La exactitud que se advierte en la indicación de las coordenadas espaciales —junto a sus verificable perduración en la actual morfología urbana— es reforzada por la alternancia en el uso de los tiempos verbales que acentúan el aura de verosimilitud de un universo narrativo ajeno al lector. Esta mansión principal —situada en una calle “estrecha … y corta: unos ciento treinta pasos” (Riera, Tiempo 167)— es, según lo describe la autora, umbría y de altos techos.

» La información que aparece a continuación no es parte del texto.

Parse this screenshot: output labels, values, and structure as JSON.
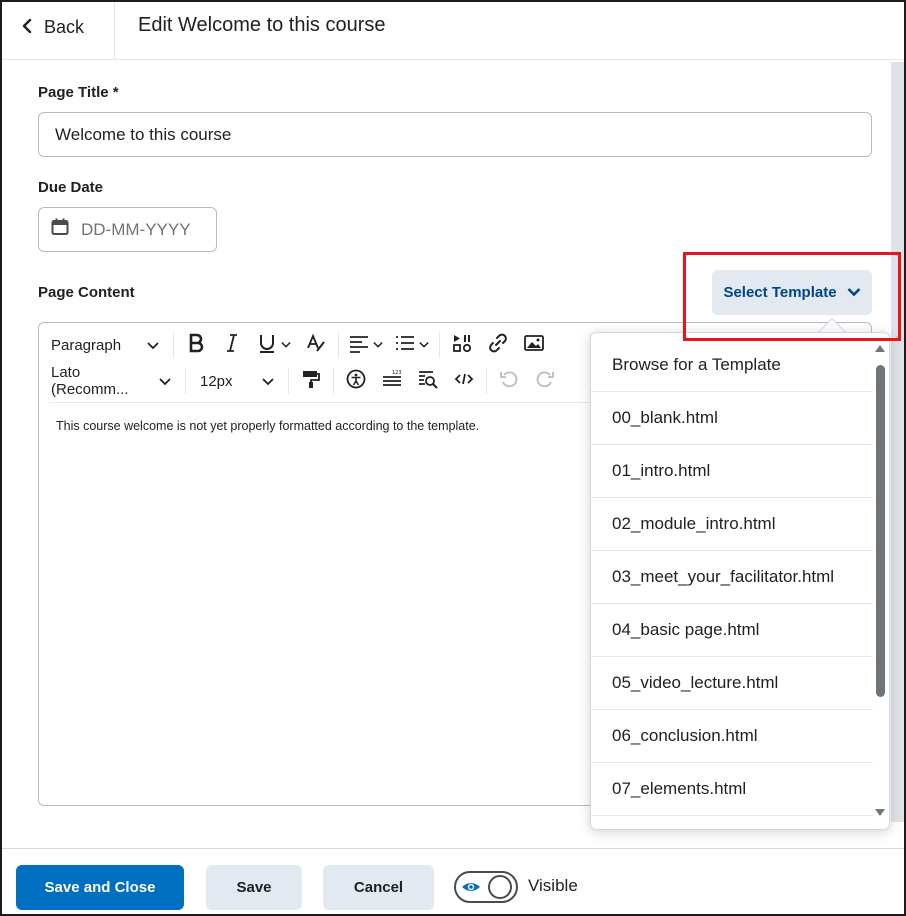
{
  "header": {
    "back_label": "Back",
    "title": "Edit Welcome to this course"
  },
  "form": {
    "page_title_label": "Page Title *",
    "page_title_value": "Welcome to this course",
    "due_date_label": "Due Date",
    "due_date_placeholder": "DD-MM-YYYY",
    "page_content_label": "Page Content"
  },
  "select_template": {
    "label": "Select Template"
  },
  "toolbar": {
    "block_format": "Paragraph",
    "font_family": "Lato (Recomm...",
    "font_size": "12px"
  },
  "editor": {
    "content": "This course welcome is not yet properly formatted according to the template."
  },
  "template_dropdown": {
    "items": [
      "Browse for a Template",
      "00_blank.html",
      "01_intro.html",
      "02_module_intro.html",
      "03_meet_your_facilitator.html",
      "04_basic page.html",
      "05_video_lecture.html",
      "06_conclusion.html",
      "07_elements.html"
    ]
  },
  "footer": {
    "save_close_label": "Save and Close",
    "save_label": "Save",
    "cancel_label": "Cancel",
    "visibility_label": "Visible"
  },
  "colors": {
    "primary": "#006fbf",
    "template_text": "#004489",
    "highlight": "#e8161b"
  }
}
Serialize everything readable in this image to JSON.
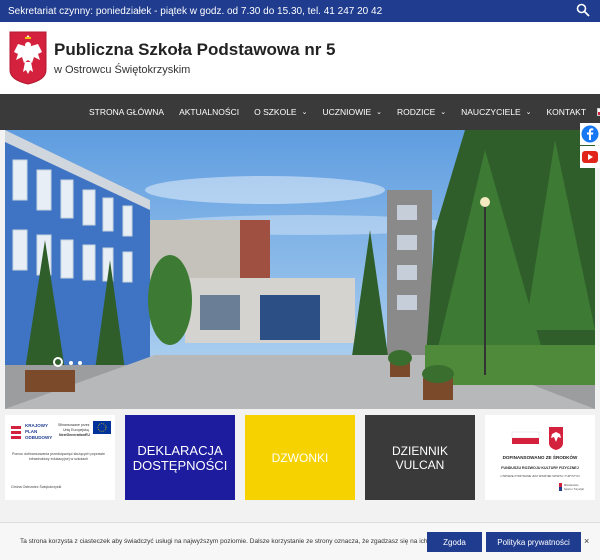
{
  "topbar": {
    "info": "Sekretariat czynny: poniedziałek - piątek w godz. od 7.30 do 15.30, tel. 41 247 20 42"
  },
  "header": {
    "title": "Publiczna Szkoła Podstawowa nr 5",
    "subtitle": "w Ostrowcu Świętokrzyskim"
  },
  "nav": {
    "items": [
      {
        "label": "STRONA GŁÓWNA",
        "dropdown": false
      },
      {
        "label": "AKTUALNOŚCI",
        "dropdown": false
      },
      {
        "label": "O SZKOLE",
        "dropdown": true
      },
      {
        "label": "UCZNIOWIE",
        "dropdown": true
      },
      {
        "label": "RODZICE",
        "dropdown": true
      },
      {
        "label": "NAUCZYCIELE",
        "dropdown": true
      },
      {
        "label": "KONTAKT",
        "dropdown": false
      }
    ],
    "chevron": "⌄"
  },
  "tiles": {
    "eu": {
      "l1": "KRAJOWY",
      "l2": "PLAN",
      "l3": "ODBUDOWY",
      "eu1": "Sfinansowane przez",
      "eu2": "Unię Europejską",
      "eu3": "NextGenerationEU",
      "body": "Pomoc dofinansowania przedsięwzięć służących poprawie infrastruktury edukacyjnej w szkołach",
      "foot": "Gmina Ostrowiec Świętokrzyski"
    },
    "deklaracja": {
      "l1": "DEKLARACJA",
      "l2": "DOSTĘPNOŚCI"
    },
    "dzwonki": "DZWONKI",
    "dziennik": {
      "l1": "DZIENNIK",
      "l2": "VULCAN"
    },
    "dofinansowano": {
      "title": "DOFINANSOWANO ZE ŚRODKÓW",
      "fund": "FUNDUSZU ROZWOJU KULTURY FIZYCZNEJ",
      "small": "UTWORZE OTRZYMANIE JEST MINISTER SPORTU I TURYSTYKI",
      "ministry1": "Ministerstwo",
      "ministry2": "Sportu i Turystyki"
    }
  },
  "cookie": {
    "text": "Ta strona korzysta z ciasteczek aby świadczyć usługi na najwyższym poziomie. Dalsze korzystanie ze strony oznacza, że zgadzasz się na ich użycie.",
    "agree": "Zgoda",
    "policy": "Polityka prywatności",
    "close": "×"
  },
  "colors": {
    "topbar": "#1f3c8f",
    "nav": "#3a3a3a",
    "deklaracja": "#1d1b9e",
    "dzwonki": "#f5d200",
    "dziennik": "#3a3a3a"
  },
  "icons": {
    "search": "search-icon",
    "facebook": "facebook-icon",
    "youtube": "youtube-icon",
    "flag": "poland-flag-icon"
  }
}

A pesar de la presencia de elementos de conexión directa con la geometría del exterior —“…diversos balcones y grandes ventanas”—, la casa tiene el aspecto de “clausura lóbrega, de luctuoso convento desamortizado” (Riera, Tiempo 46). La falta de luz natural, asociada al frío del invierno, materializa un sentimiento de aislamiento, de opresión y de angustia que el yo niño de la escritora experimenta por la imposibilidad de autodeterminación frente al poder restrictivo de los adultos. La asociación binomial frío-desasosiego se reitera en la rememoración del poder disciplinario de otros dos espacios cerrados: el convento de las Trinitarias —con sus jaculatorias para exorcizar los efectos de las corrientes de aire helado— y el colegio del Sagrado Corazón, donde es representativa de este sentimiento la lectura de un capítulo de Enterrada viva.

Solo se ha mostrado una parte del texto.